My two realities could not be more different, I guess.

It takes some time to get used to either of them. I usually immerse myself in farm work the first few days after my arrival on Two Hills Vineyard, partly to forget the burdens and realities of my bread-winning work in Thailand- partly to experience myself what it means to sweat in the vineyard and concentrate on slashing the grass in the paddocks.

I very much enjoy the physical work, the exhaustion, the pleasure after the completion of a task. I can see the results of my efforts almost immediately. This is very satisfying and it is in stark contrast to my professional work about institutional, political and social change in complex transforming Asian societies in the region I am responsible for. These change processes take time (ages), in fact often much longer than our project planning permits and a very different kind of patience, persuasion and perseverance is required than in farm work.

In both I find conditions which I cannot change: the hail for instance which destroys my grapes or the change in global commodity prices, the fall of a government or the call for early elections. And in both I concentrate my efforts on the issues I can influence. I try to do “a good job”, try to be professional, diligent and hard working.

I am very grateful that I have the opportunity to experience these diverse realities; that I feel the pain and the joy which goes with them, and which reward my efforts – at times – or punish me for the lack of it and/or “bad” judgment.

The time on the farm together with family and friends is invaluable. It clears my mind as a beer clears a wine-makers palate. It refreshes me like a lime soda when I jump of the tractor. It connects me to people I love and treasure. It is proof that life is just beautiful.

Back to work now in Bangkok.


Thrown off the blog

September 21, 2010

Confused goat in the vineyard

Man, do I find it difficult to get back into my blogging routine this time. The longer I am prevented from writing for my beloved blog, The Man from Mosel River, the more difficult it is to get started again.

How can this happen after more than three years of blogging? Was I not until very recently extremely disciplined and full of stories?

Instead I feel sheepish and stupid now. Moreover, I have all this material collected, brochures, tasting notes, newspaper clippings, photos and so on, but I cannot make sense of it.

I do not find the entry point. “Where is the door”, I hear myself shout?

My concentration is gone, withered away as old grape leaves in late autumn.

I lost the famous red threat.

Bear with me, and give me some time to find my feet.

They must be somewhere.

PS: I took the above photo in the City museum of Paris in July this year.


A wine blogger’s weekend

March 6, 2010

Flower on my terrace garden in Bangkok

Finally, the weekend has arrived. I am stuffed today: boy what a week that was. I have not produced a single blog entry, which has not happened for a long time in my three years as a wine and food blogger. I thought of myself as having developed the discipline and technique of writing and uploading a piece every two/three days. I was always full of stories, which waited in my head to be written down. But not this week, this week my tank was empty. During the last week I felt chased. Not even the few bottles of wine I drank with my meals could relight my desire to write a blog entry. But today is Saturday, the sun is shining and my terrace is laughing at me.
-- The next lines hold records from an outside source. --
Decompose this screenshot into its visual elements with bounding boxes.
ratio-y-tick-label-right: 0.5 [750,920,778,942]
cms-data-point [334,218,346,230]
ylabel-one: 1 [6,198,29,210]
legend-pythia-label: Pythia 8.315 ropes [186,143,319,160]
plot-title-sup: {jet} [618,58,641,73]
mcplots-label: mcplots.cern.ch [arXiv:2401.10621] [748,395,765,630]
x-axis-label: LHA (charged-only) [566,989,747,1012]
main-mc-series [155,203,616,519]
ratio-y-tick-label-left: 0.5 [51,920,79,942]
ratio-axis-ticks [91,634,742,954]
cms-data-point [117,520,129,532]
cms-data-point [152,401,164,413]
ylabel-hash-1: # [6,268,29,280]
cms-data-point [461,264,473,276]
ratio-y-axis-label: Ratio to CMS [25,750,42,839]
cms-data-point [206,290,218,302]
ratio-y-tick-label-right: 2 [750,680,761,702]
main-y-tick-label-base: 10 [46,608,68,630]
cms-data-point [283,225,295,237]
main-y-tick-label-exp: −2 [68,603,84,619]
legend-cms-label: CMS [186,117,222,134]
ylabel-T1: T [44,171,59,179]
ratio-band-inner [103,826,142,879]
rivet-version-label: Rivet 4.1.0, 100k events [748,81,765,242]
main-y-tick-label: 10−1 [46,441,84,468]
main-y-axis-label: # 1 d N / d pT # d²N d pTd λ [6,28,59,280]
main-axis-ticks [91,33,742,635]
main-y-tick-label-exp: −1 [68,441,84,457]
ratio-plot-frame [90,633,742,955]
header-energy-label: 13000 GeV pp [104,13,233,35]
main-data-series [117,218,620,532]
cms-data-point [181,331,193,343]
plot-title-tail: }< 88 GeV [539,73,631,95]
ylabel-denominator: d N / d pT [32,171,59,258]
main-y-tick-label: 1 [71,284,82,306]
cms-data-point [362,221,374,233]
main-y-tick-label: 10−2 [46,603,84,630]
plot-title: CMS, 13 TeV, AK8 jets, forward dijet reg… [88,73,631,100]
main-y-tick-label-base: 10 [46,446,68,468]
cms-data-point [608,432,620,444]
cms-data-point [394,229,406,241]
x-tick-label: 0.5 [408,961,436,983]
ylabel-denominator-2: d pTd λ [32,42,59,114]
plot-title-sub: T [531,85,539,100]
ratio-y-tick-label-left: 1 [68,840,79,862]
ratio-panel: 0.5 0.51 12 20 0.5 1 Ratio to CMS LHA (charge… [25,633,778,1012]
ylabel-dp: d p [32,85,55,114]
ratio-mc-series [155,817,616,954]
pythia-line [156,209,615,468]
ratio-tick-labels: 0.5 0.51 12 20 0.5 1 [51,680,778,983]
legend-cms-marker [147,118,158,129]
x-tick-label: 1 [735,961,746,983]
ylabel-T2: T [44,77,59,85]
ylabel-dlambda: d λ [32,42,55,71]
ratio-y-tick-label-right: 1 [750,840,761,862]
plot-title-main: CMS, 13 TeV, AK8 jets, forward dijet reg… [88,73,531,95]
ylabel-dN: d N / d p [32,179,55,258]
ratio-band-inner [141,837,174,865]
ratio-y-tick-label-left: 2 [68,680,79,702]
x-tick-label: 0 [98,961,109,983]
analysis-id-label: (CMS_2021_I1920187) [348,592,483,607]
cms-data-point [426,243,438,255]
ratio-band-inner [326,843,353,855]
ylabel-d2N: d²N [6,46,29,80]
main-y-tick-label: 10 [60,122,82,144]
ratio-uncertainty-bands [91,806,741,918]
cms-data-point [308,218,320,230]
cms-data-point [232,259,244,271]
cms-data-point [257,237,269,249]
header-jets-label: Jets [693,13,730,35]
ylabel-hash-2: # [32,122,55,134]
Of course I have a few draft stories on my computer, but most of them require some further research, and somehow one has to be in the right state of mind to write them up and load them on. And the prospects for having enough time are not too good. Next week I am off to Vietnam and Cambodia. After that I have some intensive workshops in Thailand. The two-week holiday for Songkran, the water festival of the Thais, I will spend on my vineyard in Glenburn, Victoria. I will be busy doing post-harvest stuff, working the land on my new tractor, celebrating with family and friends, therefore, no time for writing. And after that I am off to Germany for 10 days meetings and consultations. March and April will be two lean months as far as blogging is concerned, I guess. And sure enough, this will give me a vast cornucopia to draw on, and the energy to regale you with stories from the vineyard.